What about the other problems faced by this neglected city – those which do not need big flyover like projects but a little bit of official concern and care so that ditches and potholes get filled, roads and streets get necessary repairs, bare manholes get lids…. City also needs streetlights, countless electricity poles need to be realigned, broken and dilapidated water supply lines need to be replaced, and more than anything else sidewalks and footpaths otherwise occupied by shopkeepers and street vendors need to be restored for pedestrian use.

For the past several years when urban local body elections were not being held, people were told that most of their civic problems are there because there is no city council in place. But today, Srinagar Municipal Corporation (SMC) has an elected Mayor, Deputy Mayor and Councilors for every single ward of the city, and yet civic problems are far from being over. If this is how it was supposed to be, then what was the fun of conducting ULB elections? Aren’t these elected officials supposed to take care of the city’s civic needs and ensure redressal of public grievances? If they do, their worth is justified; if they don’t, their presence itself is nothing but yet another political trick played on the people here.

Thanks to Adam Smith for having told us upfront – “It is not from the benevolence of the butcher, the brewer or the baker that we expect our dinner, but from their regard of their own interest. We address ourselves not to their humanity, but to their self-love, and never talk to them of our own necessities, but of their advantage.” This complex truth of politics couldn’t be put more simply and succinctly than this, as it has indeed placed the actual politics in front of a mirror to rejuvenate a thought Aristotle had shared few hundred years earlier. In “Politics” says Aristotle, “Everybody thinks chiefly of his own, hardly ever of the public interest”.

Reality is that come elections, politicians in order to show-case benevolence talk big,  and make towering promises, but once elected, they resign to self-love, and taking care of their own necessities takes precedence over people’s needs. This is exactly what happened during recent municipal elections.
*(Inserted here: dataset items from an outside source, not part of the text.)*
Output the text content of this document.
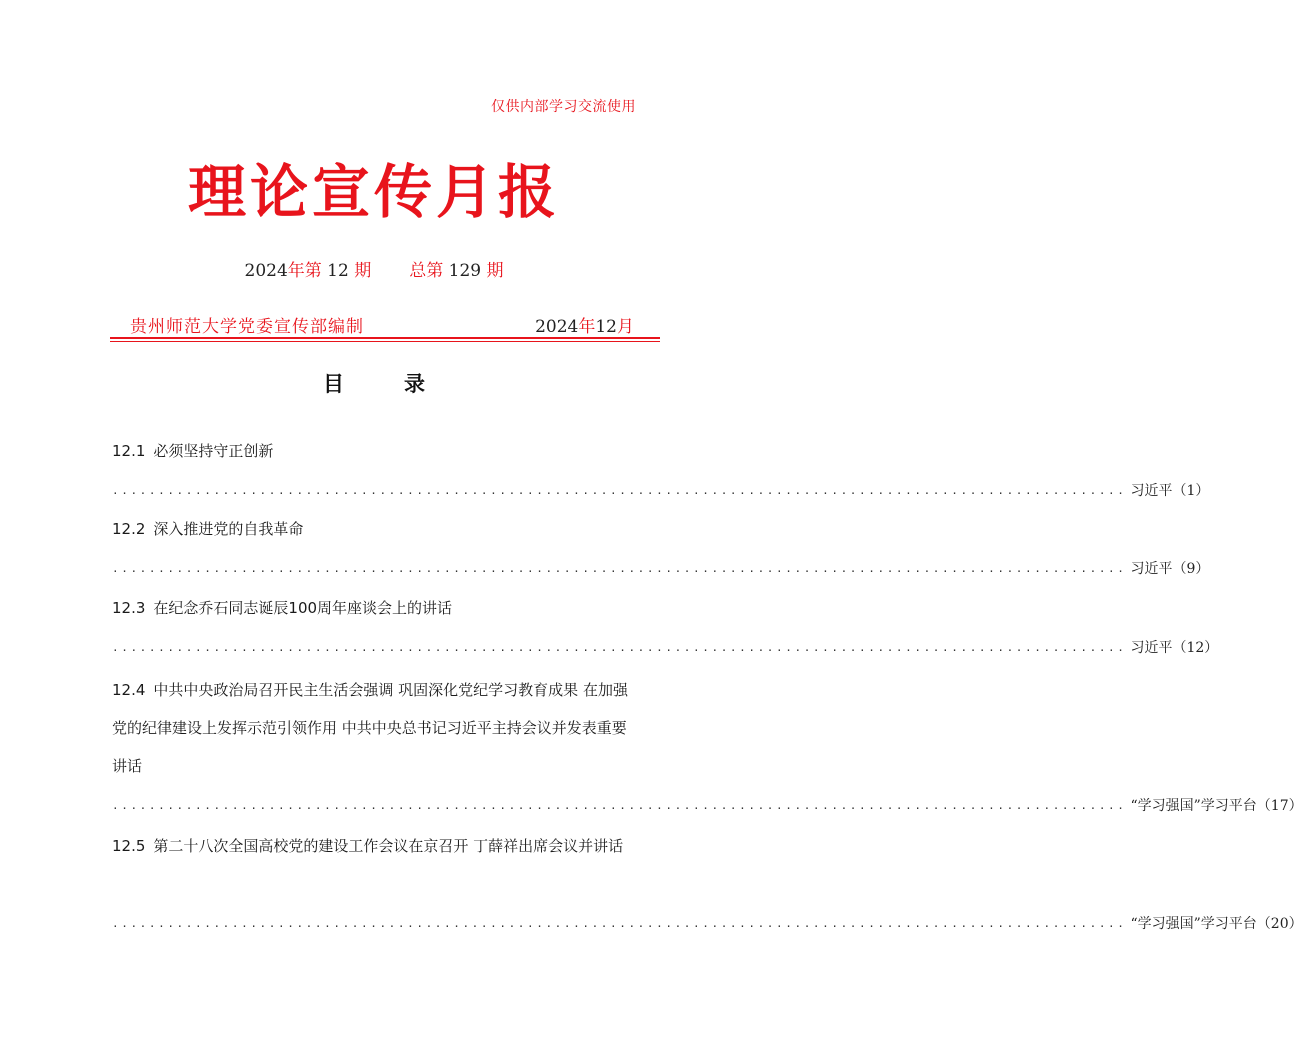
仅供内部学习交流使用
理论宣传月报
2024年第 12 期 总第 129 期
贵州师范大学党委宣传部编制	2024年12月
目录
12.1 必须坚持守正创新
.............................................................................................................. 习近平（1）
12.2 深入推进党的自我革命
.............................................................................................................. 习近平（9）
12.3 在纪念乔石同志诞辰100周年座谈会上的讲话
.............................................................................................................. 习近平（12）
12.4 中共中央政治局召开民主生活会强调 巩固深化党纪学习教育成果 在加强党的纪律建设上发挥示范引领作用 中共中央总书记习近平主持会议并发表重要讲话
.............................................................................................................. “学习强国”学习平台（17）
12.5 第二十八次全国高校党的建设工作会议在京召开 丁薛祥出席会议并讲话
.............................................................................................................. “学习强国”学习平台（20）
We saw various political groupings, which are basically the main culprit in initiating and sustaining a conspiracy of systematic disenfranchisement of Srinagar City, lamenting the plight of its roads and streets, drains and parks, and of course its residents too.

Actually this systemic and systematic neglect of the City began in over a decade and half back when it was openly propagated that “those who don’t vote can’t claim benefits from government”. This sleazy idea was so brazenly shared even in public speeches that within no time it became a cliché for taunting and tormenting urban population so endlessly that the seeds of rural-urban divide sown much earlier got a perfect setting to germinate and sprout. Even today the City residents are reeling under resounding shocks of this anti-urban bias of successive dispensations that followed not only in political but also in the administrative corridors.

Shedding a few ‘crocodile tears’ for the battered residents is, after all, not a bad idea when the ball is in their court, and votes in their hands! During municipal elections, all of a sudden politicians started talking about the issues and concerns of Srinagar, and the miserable plight of its residents. But once the elections were over and the elected people got what they had aspired for, it was back to square-one for the city and its residents. Neglect continues as ever, and so do civic problems.

One may ask: is there any single place or sector worth name which has witnessed any change for good after the municipal elections earlier this year? Seems the city will have to wait a few more years until fresh municipal elections to see someone again talking about its problems and vowing to address them!